Don’t ignore severe discomfort that interferes with your sleep, and remember to take your medication as prescribed. Getting plenty of sleep will provide some much needed relief from any pain you may be experiencing; but do try to walk every couple of hours while you’re awake.
Dr Jason Tsung does not endorse any treatments, procedures or products referenced herein. This information is provided as an educational service and is not intended to serve as medical advice. Anyone seeking specific orthopaedic advice or assistance should consult his or her orthopaedic surgeon.
- Health Quality Ontario. 2005. Physiotherapy Rehabilitation After Total Knee or Hip Replacement: An Evidence-Based Analysis. Ontario Health Technology Assessment Series, 5(8), pp. 1-91.
- Ni S.H., Jiang W.T., Guo L., Jin Y.H., Jiang T.L., Zhao Y., Zhao J., 2015. Cryotherapy on postoperative rehabilitation of joint arthroplasty. Knee Surg Sports Traumatol Arthrosc 23:3354–3361.

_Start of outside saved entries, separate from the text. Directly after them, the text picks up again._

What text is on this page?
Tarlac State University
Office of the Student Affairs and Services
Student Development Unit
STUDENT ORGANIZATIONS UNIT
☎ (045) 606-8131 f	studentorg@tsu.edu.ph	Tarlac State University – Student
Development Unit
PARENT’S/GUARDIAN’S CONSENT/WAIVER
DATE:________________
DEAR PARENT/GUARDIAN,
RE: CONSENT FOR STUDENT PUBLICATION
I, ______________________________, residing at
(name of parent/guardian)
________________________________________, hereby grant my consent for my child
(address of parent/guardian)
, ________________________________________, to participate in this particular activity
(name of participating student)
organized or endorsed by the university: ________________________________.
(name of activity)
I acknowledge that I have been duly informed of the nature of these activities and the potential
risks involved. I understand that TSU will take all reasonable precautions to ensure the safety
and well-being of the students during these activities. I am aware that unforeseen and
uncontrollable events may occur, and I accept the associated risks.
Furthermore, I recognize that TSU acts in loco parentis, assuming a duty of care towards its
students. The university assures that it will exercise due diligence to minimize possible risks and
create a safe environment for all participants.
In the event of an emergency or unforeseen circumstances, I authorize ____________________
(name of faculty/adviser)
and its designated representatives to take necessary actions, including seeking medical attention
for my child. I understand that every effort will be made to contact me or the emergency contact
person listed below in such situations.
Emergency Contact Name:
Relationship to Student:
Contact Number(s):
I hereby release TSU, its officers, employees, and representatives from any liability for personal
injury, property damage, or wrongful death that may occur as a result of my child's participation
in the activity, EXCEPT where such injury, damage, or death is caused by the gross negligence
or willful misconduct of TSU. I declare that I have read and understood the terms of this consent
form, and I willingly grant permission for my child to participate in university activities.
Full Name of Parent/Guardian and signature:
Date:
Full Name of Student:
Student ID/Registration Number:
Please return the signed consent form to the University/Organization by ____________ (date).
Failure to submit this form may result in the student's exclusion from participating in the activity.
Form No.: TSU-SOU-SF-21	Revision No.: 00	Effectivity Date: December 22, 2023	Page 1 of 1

- Hays, M.B. and Mayfield, J.F., 1988. Total blood loss in major joint arthroplasty: a comparison of cemented and noncemented hip and knee operations. The Journal of arthroplasty, 3, pp. 47-49.
- Sinatra, R.S., Torres, J. and Bustos, A.M., 2002. Pain management after major orthopaedic surgery: current strategies and new concepts. Journal of the American Academy of Orthopaedic Surgeons, 10(2), pp. 117-129.
- Argenson J.N., Parratte S., Bertani A., Aubaniac J.M., Lombardi A.V. Jr., Berend K.R., Adams J.B., Lonner J.H., Mahoney O.M., Kinsey T.L., John T.K., Conditt M.A., 2009. The new arthritic patient and arthroplasty treatment options. J Bone Joint Surg Am, 43-8.